Having lived in Texas my entire life and tasted some of the best Mexican rice, I always turn to this Restaurant-Style Mexican Rice for re-creating that authentic flavor at home. It’s so easy to make with just three key steps.
Add rice to a fine mesh strainer and rinse under cold running water for 1-2 minutes, or until water runs clear.
1 ½ cups long-grain white rice
Heat the avocado oil in a medium pot over medium-high heat. Add the onion and cook for 2-3 minutes, or until translucent. Add the garlic and continue cooking for an additional 30 seconds, or until fragrant.
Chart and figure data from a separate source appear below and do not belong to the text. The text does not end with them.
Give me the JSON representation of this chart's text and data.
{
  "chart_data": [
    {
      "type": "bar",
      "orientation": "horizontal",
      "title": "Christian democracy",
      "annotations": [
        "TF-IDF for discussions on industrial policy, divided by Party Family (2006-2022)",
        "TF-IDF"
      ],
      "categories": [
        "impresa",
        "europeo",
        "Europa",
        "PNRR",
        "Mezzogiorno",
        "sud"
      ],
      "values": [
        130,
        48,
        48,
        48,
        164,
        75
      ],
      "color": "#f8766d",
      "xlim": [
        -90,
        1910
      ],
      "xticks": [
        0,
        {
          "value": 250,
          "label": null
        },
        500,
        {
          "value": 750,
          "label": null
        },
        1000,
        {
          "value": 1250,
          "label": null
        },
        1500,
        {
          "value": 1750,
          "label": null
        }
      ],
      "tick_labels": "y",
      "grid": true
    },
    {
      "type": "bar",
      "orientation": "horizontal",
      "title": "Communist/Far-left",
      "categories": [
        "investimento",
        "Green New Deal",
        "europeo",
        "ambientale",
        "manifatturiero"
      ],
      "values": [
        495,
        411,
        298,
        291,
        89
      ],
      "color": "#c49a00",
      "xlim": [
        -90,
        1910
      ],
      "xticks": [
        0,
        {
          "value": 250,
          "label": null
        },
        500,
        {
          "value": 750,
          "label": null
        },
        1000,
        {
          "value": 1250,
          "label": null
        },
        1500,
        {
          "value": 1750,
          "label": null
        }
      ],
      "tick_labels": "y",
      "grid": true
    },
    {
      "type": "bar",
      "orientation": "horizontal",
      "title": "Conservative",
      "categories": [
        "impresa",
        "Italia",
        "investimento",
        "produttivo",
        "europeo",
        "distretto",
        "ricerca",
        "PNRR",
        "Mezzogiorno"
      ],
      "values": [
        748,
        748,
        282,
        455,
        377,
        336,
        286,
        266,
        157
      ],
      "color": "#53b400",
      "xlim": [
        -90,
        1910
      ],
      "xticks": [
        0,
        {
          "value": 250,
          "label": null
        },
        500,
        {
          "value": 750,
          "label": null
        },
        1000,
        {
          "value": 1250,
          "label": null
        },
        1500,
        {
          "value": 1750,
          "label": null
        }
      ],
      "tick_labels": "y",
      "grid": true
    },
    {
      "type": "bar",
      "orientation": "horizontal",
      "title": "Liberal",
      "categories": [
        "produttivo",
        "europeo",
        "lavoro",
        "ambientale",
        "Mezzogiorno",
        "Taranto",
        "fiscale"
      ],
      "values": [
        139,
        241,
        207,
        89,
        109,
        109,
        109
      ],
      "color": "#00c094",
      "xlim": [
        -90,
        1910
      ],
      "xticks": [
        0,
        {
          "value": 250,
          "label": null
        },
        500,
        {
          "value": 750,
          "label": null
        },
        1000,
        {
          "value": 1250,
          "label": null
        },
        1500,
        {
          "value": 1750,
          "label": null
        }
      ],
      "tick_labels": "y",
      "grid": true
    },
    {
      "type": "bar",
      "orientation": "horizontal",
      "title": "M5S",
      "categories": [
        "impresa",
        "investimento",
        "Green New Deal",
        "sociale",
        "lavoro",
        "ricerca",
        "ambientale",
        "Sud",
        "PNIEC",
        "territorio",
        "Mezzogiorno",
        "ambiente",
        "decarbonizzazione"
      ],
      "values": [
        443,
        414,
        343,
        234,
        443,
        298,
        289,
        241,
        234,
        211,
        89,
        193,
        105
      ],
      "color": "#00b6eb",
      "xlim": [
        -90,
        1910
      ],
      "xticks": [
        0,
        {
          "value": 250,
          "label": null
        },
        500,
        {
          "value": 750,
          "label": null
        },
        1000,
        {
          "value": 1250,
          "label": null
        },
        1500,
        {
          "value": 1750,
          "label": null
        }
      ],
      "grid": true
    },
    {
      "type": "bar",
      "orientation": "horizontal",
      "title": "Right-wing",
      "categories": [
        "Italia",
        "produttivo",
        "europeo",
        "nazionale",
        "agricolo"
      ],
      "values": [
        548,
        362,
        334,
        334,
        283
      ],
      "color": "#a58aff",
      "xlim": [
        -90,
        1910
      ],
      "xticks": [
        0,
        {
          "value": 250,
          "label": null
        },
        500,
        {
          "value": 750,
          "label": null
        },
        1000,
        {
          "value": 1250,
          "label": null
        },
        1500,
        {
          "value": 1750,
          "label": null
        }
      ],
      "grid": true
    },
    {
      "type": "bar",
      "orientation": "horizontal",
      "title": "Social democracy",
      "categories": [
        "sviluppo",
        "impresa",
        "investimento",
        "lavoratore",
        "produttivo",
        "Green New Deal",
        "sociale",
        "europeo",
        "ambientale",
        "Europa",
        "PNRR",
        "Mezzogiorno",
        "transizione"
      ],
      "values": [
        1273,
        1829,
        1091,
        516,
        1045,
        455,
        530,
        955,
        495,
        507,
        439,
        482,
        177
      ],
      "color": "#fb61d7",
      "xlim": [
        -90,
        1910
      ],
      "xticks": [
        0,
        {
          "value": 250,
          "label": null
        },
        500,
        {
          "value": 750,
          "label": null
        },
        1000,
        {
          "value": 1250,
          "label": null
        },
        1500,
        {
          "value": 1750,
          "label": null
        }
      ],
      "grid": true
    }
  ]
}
2 tablespoons avocado oil, ½ white onion, 2 garlic cloves
Add the rice, broth, tomato sauce, frozen peas and carrots, cumin, paprika, chili powder, salt, and black pepper. Stir well and turn heat to high. Once boiling, reduce heat to low, cover and simmer for 25-28 minutes, or until rice is tender. Allow to sit, uncovered, for 5 minutes.
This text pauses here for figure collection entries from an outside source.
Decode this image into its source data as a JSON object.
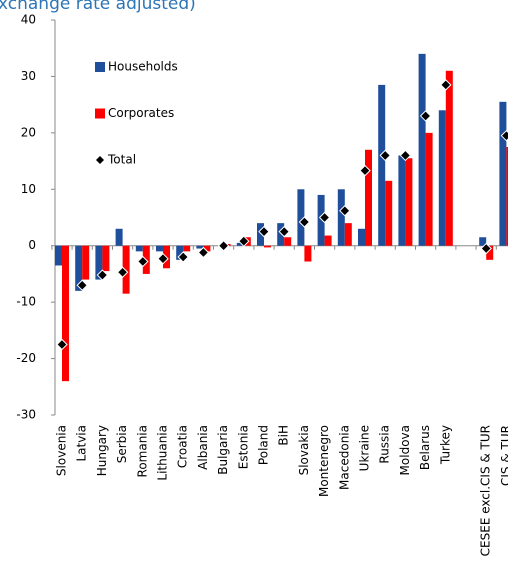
{
  "chart_data": {
    "type": "bar",
    "title": "xchange rate adjusted)",
    "categories": [
      "Slovenia",
      "Latvia",
      "Hungary",
      "Serbia",
      "Romania",
      "Lithuania",
      "Croatia",
      "Albania",
      "Bulgaria",
      "Estonia",
      "Poland",
      "BiH",
      "Slovakia",
      "Montenegro",
      "Macedonia",
      "Ukraine",
      "Russia",
      "Moldova",
      "Belarus",
      "Turkey",
      null,
      "CESEE excl.CIS & TUR",
      "CIS & TUR"
    ],
    "series": [
      {
        "name": "Households",
        "color": "#1f4e9a",
        "marker": "bar",
        "values": [
          -3.5,
          -8,
          -6,
          3,
          -1,
          -1,
          -2.5,
          -0.5,
          0,
          0.5,
          4,
          4,
          10,
          9,
          10,
          3,
          28.5,
          16,
          34,
          24,
          null,
          1.5,
          25.5
        ]
      },
      {
        "name": "Corporates",
        "color": "#ff0000",
        "marker": "bar",
        "values": [
          -24,
          -6,
          -4.5,
          -8.5,
          -5,
          -4,
          -1,
          -1,
          0.3,
          1.5,
          -0.3,
          1.5,
          -2.8,
          1.8,
          4,
          17,
          11.5,
          15.5,
          20,
          31,
          null,
          -2.5,
          17.5
        ]
      },
      {
        "name": "Total",
        "color": "#000000",
        "marker": "diamond",
        "values": [
          -17.5,
          -7,
          -5.2,
          -4.7,
          -2.8,
          -2.3,
          -2,
          -1.2,
          0,
          0.8,
          2.5,
          2.5,
          4.2,
          5,
          6.2,
          13.3,
          16,
          16,
          23,
          28.5,
          null,
          -0.5,
          19.5
        ]
      }
    ],
    "ylim": [
      -30,
      40
    ],
    "yticks": [
      -30,
      -20,
      -10,
      0,
      10,
      20,
      30,
      40
    ],
    "grid": false,
    "legend": "top-left"
  }
}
2 cups chicken broth, 1 (8-ounce) can tomato sauce, 1 cup frozen peas and carrots, ½ teaspoon cumin, ¼ teaspoon paprika, ¼ teaspoon chili powder, 1 teaspoon salt, ½ teaspoon black pepper
Fluff rice with a fork and serve with chopped cilantro.
2 tablespoons finely chopped fresh cilantro
Notes
Rice: Use long-grain white rice and rinse it really well until the water runs clear. That's what keeps it fluffy instead of gummy.
Tomato sauce tip: If you want an even deeper restaurant-style color and flavor, swap 1 tablespoon of the tomato sauce for a teaspoon of tomato bouillon paste.
Don't peek: Keep the lid on the whole simmer. Every lift lets steam escape and throws off the rice-to-liquid ratio.
Rest before fluffing: Let the rice sit off heat for 5 minutes with the lid on, then fluff gently with a fork. This is the fluffy-rice trifecta... rinsed, sealed, rested.
Storage: Refrigerate in an airtight container for up to 4 days, or freeze for up to 6 months. Reheat in the microwave with a teaspoon of water in 30-second intervals.